Animals do need to get away from time to time, of course, I'm not denying that, but it's pretty excessive in the game, and rather than being "challenging" as I'm sure it's supposed to be it's just really annoying.
 
I've noticed a similar thing with temperatures. They get too cold or too hot, and multiple welfare notices pop up before they go to the shelter where the heater or cooler is. Sometimes the animal is just hanging out in the "blue" patch in its enclosure, even though there's an unoccupied warm area a few yards away.

I think the issue might be related to the distorted passage of long vs short time in the game. Days pass very quickly overall, but the animals still eat and access enrichment items in something closer to "real time," or we would never get to see them eating or playing as anything but a blur. So from the viewpoint of the game's timer, the minute or so of our time it takes for the animal to visit its food or toys is really hours of its being exposed to the noise or inclement weather.

Still, the protesters do seem to show up pretty quickly. You'd think it might take more than a few hours for them to organize and get out there to protest a cold lemur or a stressed Formosan bear.
 
I've noticed a similar thing with temperatures. They get too cold or too hot, and multiple welfare notices pop up before they go to the shelter where the heater or cooler is. Sometimes the animal is just hanging out in the "blue" patch in its enclosure, even though there's an unoccupied warm area a few yards away.

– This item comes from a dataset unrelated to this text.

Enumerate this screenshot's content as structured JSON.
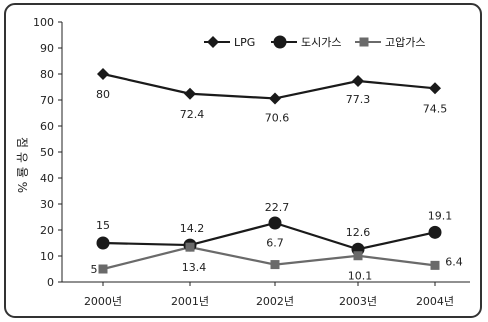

It seems like they don't even try to get away from the Heat anymore even though they did in the Past. My Himalayan Brown Bears are often just laying there when it is way too hot even though their Cave is cold and I've solved the Accessibility Problems. At least sometimes one of them goes into the Water which is also cooled down a bit.

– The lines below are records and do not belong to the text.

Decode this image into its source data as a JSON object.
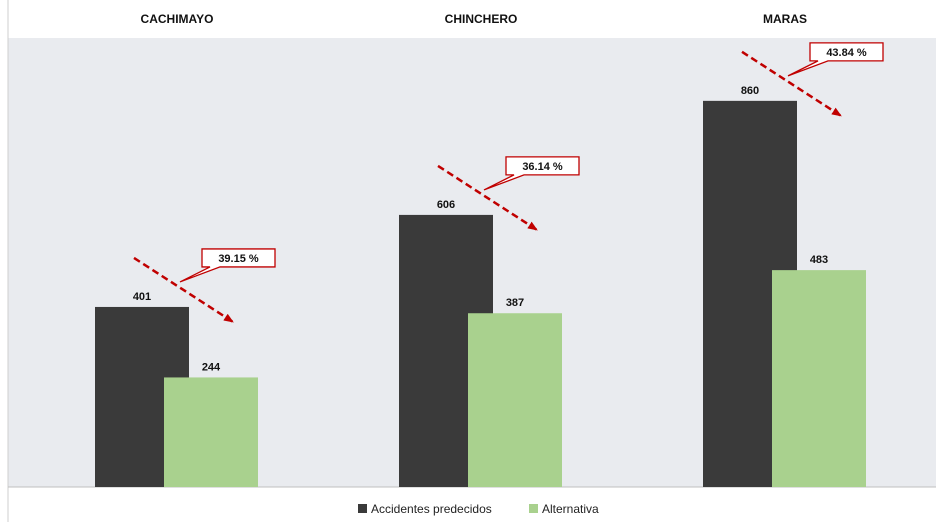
{
  "chart_data": {
    "type": "bar",
    "categories": [
      "CACHIMAYO",
      "CHINCHERO",
      "MARAS"
    ],
    "series": [
      {
        "name": "Accidentes predecidos",
        "values": [
          401,
          606,
          860
        ],
        "color": "#3a3a3a"
      },
      {
        "name": "Alternativa",
        "values": [
          244,
          387,
          483
        ],
        "color": "#a9d18e"
      }
    ],
    "reductions": [
      "39.15 %",
      "36.14 %",
      "43.84 %"
    ],
    "ylim": [
      0,
      1000
    ],
    "grid": false,
    "legend_position": "bottom-center",
    "colors": {
      "plot_background": "#e9ebef",
      "arrow": "#c00000",
      "callout_border": "#c00000",
      "callout_fill": "#ffffff"
    }
  }
}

It's worst with the Grey Seals even though Frontier claimed they've fixed it. I've even added a few cold Areas because they don't want to swim when it is hot. They prefer it to lay in hot Areas instead and a big Part of their Enclosure is Concrete. Wouldn't that make it even worse for them to not move to the cooled Areas? At least the 2 Penguins that live in there with them seem to be smart enough (didn't put them in there myself. One of them somehow got in there when the Penguins escaped and she seemed to really like it in there, so she is allowed to stay. The other Penguin is her Son which hatched short after that)
 
(didn't put them in there myself. One of them somehow got in there when the Penguins escaped and she seemed to really like it in there, so she is allowed to stay. The other Penguin is her Son which hatched short after that)
I'm sorry, but this is super cute...

My animals seem to search for the last tiny bit of an enclosure that is not cooled down. Honestly, the heater-cooler thing is a petpeeve for me. It's not realistic!!At least not here in germany, don't know how they handle the situation with Polar Bears in warmer climate.
I'd rather give them a shelter they actually use then put coolers everywhere. If we could turn off seperate welfare options in sandbox, I'd turn this off.
 
I usually do some type of rockwork and just scatter it around the habitat and then decorate it with foliage. I have something similar going on with my pangolin habitat. From the guest's view is "now you see them, now you don't, now you see them, now you don't". The animals always have a quick hiding spot and the guests can still see them enough that they are happy with the view.